Tanpa sadar Nenek tersenyum hangat, mengingat kenangan indah di masa kecil  bersama teman-temannya. Betapa bahagianya mereka saat melihat  kunang-kunang  terbang  dengan cahayanya yang berkelap-kelip. Setiap malam, sepulang dari Shalat Magrib di Masjid, nenek selalu bermain bersama teman-temannya dan mengejar segerombolan kunang-kunang yang terbang menembus kegelapan. 

 

Tiba-tiba Aya mengambil sarung yang terlipat di sisi kanan nenek. Lamunan Nenek pun langsung buyar. Udara dingin mulai terasa menusuk ke tulang, berhembus masuk melalui celah-celah dinding rumah, Nenek refleks menarik sarung yang melorot di kakinya untuk menutupi seluruh badan.

 

“Jadi, kunang-kunang bisa hidup di mana pun ya, Nek?” Aya lanjut bertanya setelah dia menyelimuti badannya dengan sarung. 

 

“Iya betul, kunang-kunang hidup bebas di alam, tapi tidak semua lokasi bisa ditempati kunang-kunang untuk hidup.” Lanjut Nenek sambil mengucek mata.

 

“Jadi kunang-kunang juga suka memilih-milih tempat yang bagus untuk ditinggali ya, Nek?” Tanya Aya sambil menguap. Dia masih melanjutkan pertanyaannya meski sudah mengantuk. 

 

“Untuk bertahan hidup, kunang-kunang mencari tempat yang lembab, hangat dan rindang seperti ladang, rawa-rawa, sawah, hutan dan tempat lain yang ditumbuhi banyak tanaman dan pohon.”  Jelas Nenek  sambil berusaha menahan agar matanya tetap terbuka lebar.

 

“Selain itu, kunang-kunang juga harus mencari tempat yang aman agar bisa menghidari hewan dan serangga lain yang bisa memangsanya.” Nenek masih melanjutkan ceritanya.

 

“Tapi sekarang, jumlah kunang-kunang sudah berkurang, lebih sedikit dari yang pernah Nenek lihat.” Suara Nenek terdengar sedih, menyayangkan karena kunang-kunang sudah tidak sebanyak dulu. 

 

“Kenapa jumlah kunang-kunang menjadi sedikit, Nek?” Aya bertanya dengan suara yang mulai memelan. Dia sudah menguap beberapa kali, matanya juga sudah sangat berat tidak bisa menahan kantuk.

 

“Karena tempat yang digunakan kunang-kunang untuk  tinggal dan berkembang biak sudah banyak yang rusak. Rumah-rumah lebih banyak dibangun di lahan yang tadinya ditempati kunang-kunang, pohon-pohon sudah berkurang, kondisi lingkungan juga sudah mulai berubah.” Jelas Nenek.

 

Aya tidak merespon lagi, matanya sudah  terpejam.
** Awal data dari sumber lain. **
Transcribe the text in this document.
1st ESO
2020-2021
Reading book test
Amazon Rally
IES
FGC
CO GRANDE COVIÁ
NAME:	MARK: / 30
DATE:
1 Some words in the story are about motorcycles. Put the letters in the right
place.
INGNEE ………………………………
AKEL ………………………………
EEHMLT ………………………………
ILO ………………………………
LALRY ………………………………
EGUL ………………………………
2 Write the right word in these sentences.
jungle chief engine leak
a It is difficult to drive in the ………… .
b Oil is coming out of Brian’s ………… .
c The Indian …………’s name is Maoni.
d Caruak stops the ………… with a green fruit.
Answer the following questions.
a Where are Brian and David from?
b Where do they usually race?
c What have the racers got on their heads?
Cerita Nenek seperti dongeng pengantar tidur. 

 

Aya kebingungan karena tersesat saat ingin pulang ke rumah.  Dia ingat arah jalan pulang, tapi kenapa saat menyusuri jalan yang biasanya dia lewati, tiba-tiba dia berada di tempat yang sangat asing. Ujung jalan yang dilewatinya sangat berbeda dari biasanya. Entah sudah berapa kali dia bolak-balik, tapi tetap saja dia tidak bisa menemukan jalan pulang. Tangisnya sudah hampir pecah, tiba-tiba dia melihat cahaya kunang-kunang yang berkelap-kelip menghampirinya. Perasaannya langsung berbunga-bunga, dia legah, ada kunang-kunang yang menemaninya menyusuri jalan yang gelap gulita  dan mengantarnya pulang ke rumah. 

 

Ratusan kunang-kunang hadir dalam bunga tidur Aya.

 

***

 

Hari ini bertepatan dengan ulang tahun Aya yang kesebelas. Cuaca sangat bagus, langit berwarna biru cerah, matahari bersinar terang, angin berhembus sepoi-sepoi, dan kicauan burung terdengar merdu. Baru beberapa menit lalu nenek selesai menjemur semua pakaian yang dicuci di sungai tadi pagi. Aya baru saja pulang dari sekolah, dia hanya masuk ke rumah untuk berganti pakaian, lalu pergi lagi bermain dengan Alin dan teman-temannya yang lain. Meski ini hari ulang tahunnya, Aya tetap saja merasa seperti tidak ada apa-apa, dia hanya menghabiskan waktu untuk belajar dan bermain seharian dengan teman-temannya, sama seperti kemarin dan hari-hari sebelumnya.

 

Mungkin bagi sebagian orang, hari ulang tahun merupakan hari spesial yang paling dinantikan setiap tahun. Hari penting yang disambut dengan riang gembira dan penuh sukacita. Hari yang dirayakan dengan pesta meriah bersama keluarga dan teman-teman terdekat. Hari di mana banyak orang terdekat kita melangitkan do’a-do’a  kebaikan dengan tulus, berharap agar segala hal menyenangkan dan keberkahan hidup selalu menyertai kita. 

 

Tapi bagi Aya, hari ulang tahunnya tidak sespesial, tidak sepenting, dan tidak semeriah yang orang lain rasakan. Setiap tahun, Aya tidak pernah bisa merayakan ulang tahunnya dengan sukacita. Nenek pun demikian, meski mengingat hari ulang tahun Aya dan sangat ingin melihatnya tersenyum, dia tidak bisa berbuat apa-apa. Sebab mau bagaimana pun, takdir tidak bisa diubah. Setiap tahun, di hari ulang tahun Aya, perasaan mereka tetap saja diliputi dukacita mendalam. Bagaimana bisa Aya merayakan hari kematian Ibunya dengan sukacita? 

 

Itulah sebabnya, setiap hari ulang tahun Aya, tidak pernah ada perayaan pesta ulang tahun yang meriah, tidak ada gaun cantik, tidak ada kue, tidak ada hadiah, dan tidak ada balon. Sangat berbeda dengan hari ulang tahun teman-temannya yang lain.

 

Bagi Aya, hari kelahirannya adalah hari berkabung, karena bertepatan dengan hari kematian ibunya. Sejak dia dilahirkan, Aya langsung berstatus anak piatu. Ibunya menghembuskan nafas terakhir beberapa menit setelah ia terlahir ke dunia ini. Aya tidak pernah melihat bagaimana bentuk wajah dan paras Ibunya. Aya hanya mengetahui tentang Ibunya dari cerita-cerita Nenek.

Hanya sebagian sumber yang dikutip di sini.